On the other hand, there was one lay brother who “absolved” us of our sins in a class prayer service. That seemed to be the last straw in a series of weird happenings. A few days later, another lay brother came in to finish off the semester. One lay teacher liked to gossip about other students with the in-crowd. A few brothers we were warned off to avoid. One we weren’t warned about was said to have eloped with a graduated senior from the girls’ side of the school.
Elsewhere in my life, a scoutmaster ejected for adultery, and various neighbor and extended family misbehaviors. So I recognized that adult authority is not an automatic pass for respect. I took the same attitude with me to college and into employment. I would watch professors and employers carefully and when respect was earned, I was willing to give it.
I don’t know that I was anti-authority as much as I was the equivalent of an agnostic on it. Doubt before proof.
Fast-forward to what I would call the cover-up scandal of 2002. I was certainly aware of sexual misdeeds among clergy, religious orders, and lay employees. The difference for me was that I became aware of bishops blundering their management responsibilities on a scale that far surpassed the relatively lower percentage of priest-abusers.
Before 1986, there may have been excuses of ignorance. But between that year and 2002, the bishops collectively ignored evidence presented by fellow priests. A few bishops did take action.

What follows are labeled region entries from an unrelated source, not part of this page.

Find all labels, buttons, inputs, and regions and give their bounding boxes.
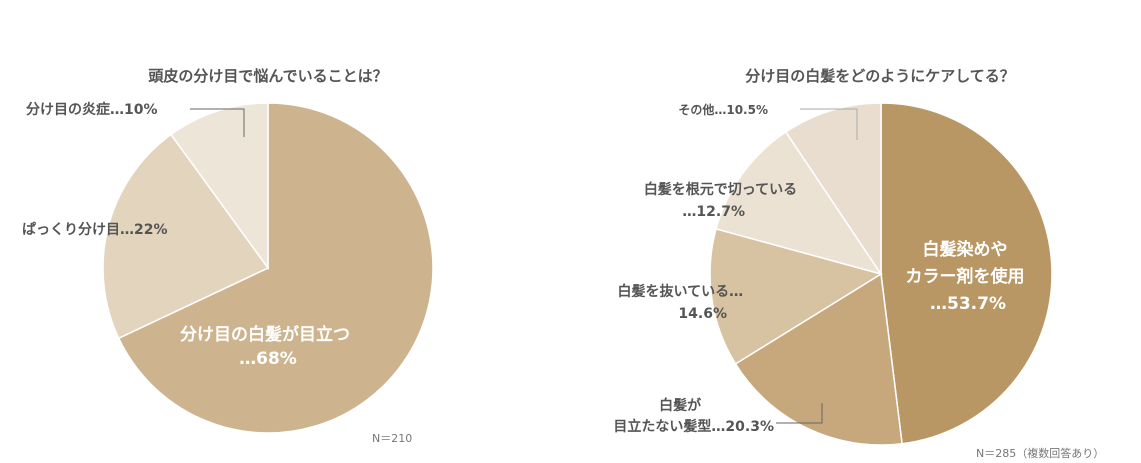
chart-1-slice-0 [117, 102, 434, 434]
chart-2-slice-0 [880, 102, 1053, 445]
chart-1-title: 頭皮の分け目で悩んでいることは？ [148, 67, 387, 85]
chart-1-slice-1 [102, 133, 270, 340]
chart-1-leader-2 [190, 108, 245, 137]
chart-2-leader-1 [776, 403, 823, 424]
chart-1: 頭皮の分け目で悩んでいることは？ 分け目の白髪が目立つ …68% ぱっくり分け目… [22, 67, 434, 445]
chart-2-title: 分け目の白髪をどのようにケアしてる？ [745, 67, 1015, 85]
chart-2-slice-1 [734, 272, 903, 446]
chart-1-note: N＝210 [372, 432, 412, 445]
chart-2-note: N＝285（複数回答あり） [976, 446, 1104, 460]
chart-1-label-0: 分け目の白髪が目立つ …68% [180, 324, 356, 369]
chart-2-label-3: 白髪を根元で切っている …12.7% [644, 181, 802, 220]
chart-2-label-4: その他…10.5% [678, 102, 768, 117]
chart-1-label-1: ぱっくり分け目…22% [22, 221, 168, 238]
chart-2-slice-4 [784, 102, 882, 277]
chart-2-label-0: 白髪染めや カラー剤を使用 …53.7% [906, 239, 1031, 314]
chart-2-label-2: 白髪を抜いている… 14.6% [618, 283, 748, 322]
chart-1-label-2: 分け目の炎症…10% [26, 101, 158, 118]
chart-2-leader-4 [800, 108, 858, 140]
chart-1-slice-2 [169, 102, 269, 271]
chart-2-label-1: 白髪が 目立たない髪型…20.3% [613, 397, 774, 435]
chart-2: 分け目の白髪をどのようにケアしてる？ 白髪染めや カラー剤を使用 …53.7% … [613, 67, 1104, 460]
chart-2-slice-3 [715, 130, 883, 276]
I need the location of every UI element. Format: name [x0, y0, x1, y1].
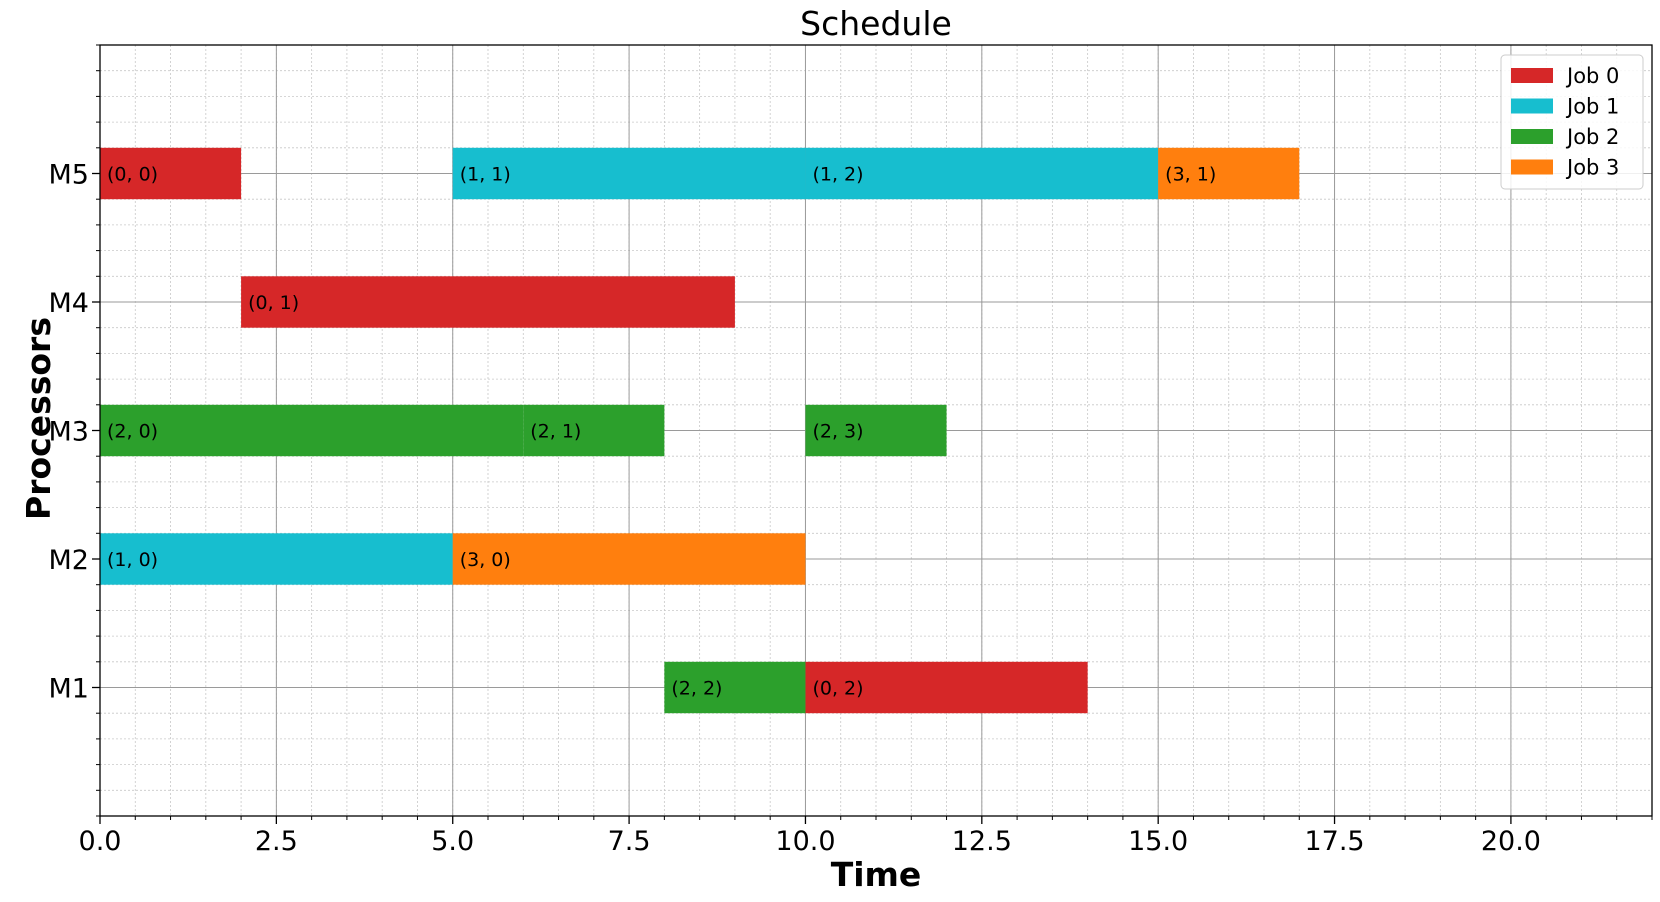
- task-label: (2, 3): [812, 421, 863, 443]
- task-label: (2, 0): [107, 421, 158, 443]
- task-bars: [100, 147, 1300, 714]
- x-tick-label: 5.0: [431, 826, 474, 857]
- legend-box: [1500, 54, 1644, 190]
- task-label: (0, 2): [812, 678, 863, 700]
- legend-label: Job 3: [1565, 156, 1619, 180]
- y-axis-label: Processors: [19, 317, 58, 520]
- task-label: (1, 0): [107, 549, 158, 571]
- axis-ticks: [92, 44, 1653, 824]
- task-label: (2, 2): [671, 678, 722, 700]
- x-tick-label: 10.0: [775, 826, 835, 857]
- task-label: (3, 0): [460, 549, 511, 571]
- x-tick-label: 20.0: [1481, 826, 1541, 857]
- x-tick-label: 7.5: [608, 826, 651, 857]
- task-bar: [100, 404, 524, 457]
- task-label: (0, 0): [107, 164, 158, 186]
- task-label: (3, 1): [1165, 164, 1216, 186]
- task-label: (1, 2): [812, 164, 863, 186]
- task-bar: [805, 661, 1088, 714]
- y-tick-label: M4: [49, 288, 89, 319]
- legend-swatch: [1511, 98, 1553, 114]
- task-labels: (0, 0) (0, 1) (0, 2) (1, 0) (1, 1) (1, 2) (2, …: [107, 164, 1216, 700]
- legend-swatch: [1511, 129, 1553, 144]
- task-bar: [1158, 147, 1300, 200]
- task-bar: [523, 404, 665, 457]
- x-tick-label: 12.5: [952, 826, 1012, 857]
- task-bar: [241, 276, 735, 328]
- y-tick-label: M5: [49, 160, 89, 191]
- x-axis-label: Time: [831, 855, 922, 894]
- y-tick-label: M3: [49, 417, 89, 448]
- x-tick-label: 15.0: [1128, 826, 1188, 857]
- x-tick-label: 2.5: [255, 826, 298, 857]
- task-bar: [805, 404, 947, 457]
- legend-label: Job 2: [1565, 125, 1619, 149]
- task-bar: [452, 533, 806, 585]
- x-tick-label: 17.5: [1304, 826, 1364, 857]
- task-label: (2, 1): [530, 421, 581, 443]
- tick-labels: 0.0 2.5 5.0 7.5 10.0 12.5 15.0 17.5 20.0 M1 M2 M3 M4…: [49, 160, 1541, 858]
- chart-title: Schedule: [800, 4, 952, 43]
- legend-label: Job 1: [1565, 95, 1619, 119]
- y-tick-label: M2: [49, 545, 89, 576]
- task-bar: [100, 147, 242, 200]
- task-bar: [805, 147, 1159, 200]
- task-bar: [452, 147, 806, 200]
- legend-swatch: [1511, 68, 1553, 83]
- legend-swatch: [1511, 159, 1553, 175]
- task-label: (0, 1): [248, 292, 299, 314]
- task-bar: [100, 533, 453, 585]
- x-tick-label: 0.0: [79, 826, 122, 857]
- legend-label: Job 0: [1565, 64, 1619, 88]
- legend: Job 0 Job 1 Job 2 Job 3: [1500, 54, 1644, 190]
- task-bar: [664, 661, 806, 714]
- y-tick-label: M1: [49, 674, 89, 705]
- task-label: (1, 1): [460, 164, 511, 186]
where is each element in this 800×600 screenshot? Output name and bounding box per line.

My priest friends in my current diocese report that Archbishop Hunthausen took credible action once he heard Fr Tom Doyle’s report to the USCCB. The bigger problem from the institution’s eyes in that decade was the promotion of peace. So, for the pope of the day, doubt.
So today, I look upon church leaders with a broad swash of doubt. I’ve noted Catholics lapse into bad behavior repeatedly. It seems to make no difference if they are liberal or conservative. The notion that a Catholic can self-will herself or himself to virtue based on either a bleeding heart for the poor, a wish for artful liturgy, or an indulgence for things pre-conciliar is laughable–or it would be if it weren’t the matter of grave sin. I’m not surprised that Pope Benedict XVI inched forward on some issues, especially when the institution was embarrassed. Pope Francis has acted a little more quickly. But like his two predecessors, he seems ill-served by those whom he trusts in the hierarchy. He’d do better to add Marie Collins to his gang-of-nine.
I’ll wait and see how things turn out. I suspect Pope Francis is the best we could have hoped for in terms of a pope willing to move forward on issues of abuse and cover-up. If people begin speaking out against him, I doubt they will be marginalized as squeaky wheels were in the 1978-2013 era.